En na dit alles moeten we dan eerlijkheidshalve toegeven dat eigenlijk de politieke groeperingen - meer bepaald de Vlaams nationale - voor het eerst de ontwikkeling bij het jonge volk in zuiverder banen trachtte te leiden. Het woord idealisme kreeg langzamerhand weer zin en betekenis; onze nationale erfgoederen, hervonden, werden een onvolprezen bezit. De natuur en de lichamelijke ontwikkeling werden in harmonischer verhoudingen geleid tot de geestelijke waarden. onze eigen liederen werden gezongen, en zo verder. En al werd hier nu niet precies de nadruk gelegd op zuiver godsdienstige kwesties, toch kon de aangetoonde evolutie niet anders dan ook dit aspect dieper en hechter doen beleven. Want was het Cyriel Verschaeve niet, die eens de waarde van een gezond idealisme in (ongeveer) de volgende bewoordingen formuleerde: ‘Heil de drager van één gedachte, want die gedachte draagt hem zelf.’?

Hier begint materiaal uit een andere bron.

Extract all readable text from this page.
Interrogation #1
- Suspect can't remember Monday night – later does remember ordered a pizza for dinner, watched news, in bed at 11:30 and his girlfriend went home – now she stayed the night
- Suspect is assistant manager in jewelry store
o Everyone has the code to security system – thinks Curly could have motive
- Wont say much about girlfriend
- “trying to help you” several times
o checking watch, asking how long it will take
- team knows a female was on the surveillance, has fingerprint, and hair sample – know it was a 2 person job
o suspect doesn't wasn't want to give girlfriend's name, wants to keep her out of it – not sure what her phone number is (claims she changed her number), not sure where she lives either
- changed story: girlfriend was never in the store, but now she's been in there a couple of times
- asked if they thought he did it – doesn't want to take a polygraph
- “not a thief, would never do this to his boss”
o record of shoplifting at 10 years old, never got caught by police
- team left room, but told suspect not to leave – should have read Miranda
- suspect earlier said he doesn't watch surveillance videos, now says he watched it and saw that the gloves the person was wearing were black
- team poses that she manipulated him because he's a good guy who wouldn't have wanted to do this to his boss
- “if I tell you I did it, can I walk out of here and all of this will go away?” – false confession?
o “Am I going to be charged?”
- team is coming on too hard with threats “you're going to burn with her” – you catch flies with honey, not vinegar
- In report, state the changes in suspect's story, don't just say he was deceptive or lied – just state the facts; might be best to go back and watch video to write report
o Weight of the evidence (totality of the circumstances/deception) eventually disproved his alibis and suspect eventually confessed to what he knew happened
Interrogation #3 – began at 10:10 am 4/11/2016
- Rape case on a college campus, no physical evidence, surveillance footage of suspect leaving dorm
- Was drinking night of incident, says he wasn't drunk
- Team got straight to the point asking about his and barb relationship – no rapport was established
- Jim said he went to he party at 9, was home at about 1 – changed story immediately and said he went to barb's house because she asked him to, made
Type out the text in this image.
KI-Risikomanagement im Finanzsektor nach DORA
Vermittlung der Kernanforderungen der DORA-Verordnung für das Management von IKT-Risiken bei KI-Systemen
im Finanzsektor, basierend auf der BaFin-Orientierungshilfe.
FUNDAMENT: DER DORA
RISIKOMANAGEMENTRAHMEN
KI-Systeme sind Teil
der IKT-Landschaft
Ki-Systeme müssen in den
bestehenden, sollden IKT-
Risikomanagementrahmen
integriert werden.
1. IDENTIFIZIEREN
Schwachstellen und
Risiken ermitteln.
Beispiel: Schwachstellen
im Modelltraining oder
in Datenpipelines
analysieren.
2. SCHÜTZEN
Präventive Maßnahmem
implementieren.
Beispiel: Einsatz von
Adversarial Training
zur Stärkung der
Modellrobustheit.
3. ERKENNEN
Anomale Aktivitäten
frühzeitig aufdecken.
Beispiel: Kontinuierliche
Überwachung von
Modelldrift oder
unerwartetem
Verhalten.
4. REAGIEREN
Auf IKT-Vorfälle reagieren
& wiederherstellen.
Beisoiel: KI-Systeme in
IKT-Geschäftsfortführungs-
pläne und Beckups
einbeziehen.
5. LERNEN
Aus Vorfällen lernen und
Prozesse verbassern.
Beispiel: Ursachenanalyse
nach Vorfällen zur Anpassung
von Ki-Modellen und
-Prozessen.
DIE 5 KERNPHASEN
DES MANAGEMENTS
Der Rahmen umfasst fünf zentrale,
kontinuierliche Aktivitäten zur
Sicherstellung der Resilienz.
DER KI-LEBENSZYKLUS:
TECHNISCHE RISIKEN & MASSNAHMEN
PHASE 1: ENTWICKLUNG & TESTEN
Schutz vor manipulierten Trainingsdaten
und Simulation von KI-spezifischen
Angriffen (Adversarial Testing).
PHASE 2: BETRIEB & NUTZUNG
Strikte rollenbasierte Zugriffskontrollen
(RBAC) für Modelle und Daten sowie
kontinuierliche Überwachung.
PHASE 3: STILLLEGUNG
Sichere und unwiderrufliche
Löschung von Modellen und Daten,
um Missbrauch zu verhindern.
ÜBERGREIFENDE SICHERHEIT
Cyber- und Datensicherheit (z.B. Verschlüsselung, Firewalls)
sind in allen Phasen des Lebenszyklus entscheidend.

Vandaar dan ook het succes dat deze richting kende bij een overgroot deel van de jong-voelende en Nederlands denkende jeugd. Maar ondanks alles, ook hier bleken pijnlijke tekorten, ook hier bleef de ware rangorde vaak te schematisch en te eenzijdig beperkt. Want niet alleen liederen en nationaal idealisme, gebaseerd op leuzen en slogans, konden de werkelijke uitbouw van de jeugd met de nodige psychische verdieping wapenen.
Hoe goed bedoeld ook, het hele jeugdbewegingsleven raakte zelden de kern; men vergat dat aan de basis van de bewustwording in de eerste plaats een diep-innerlijke eigenheid ten grondslag ligt.
Van dit alles nu trachten de verdere evolutie te achterhalen lijkt niet zo eenvoudig. De ons omringende wereld der vóóroorlogse jaren, met zijn rijpende angstpsychose voor de naderende wereldramp, kon niet anders dan zijn invloeden voortplanten op de jeugd. Politieke waanzin, dwaze verwaandheid en een stilaan verleggen en verliezen van houvasten en normen, vertroebelden het normale denkvermogen. Het werd een langzaam werkend gif en aan deze verpestende atmosfeer kon ook de jeugd niet ontsnappen.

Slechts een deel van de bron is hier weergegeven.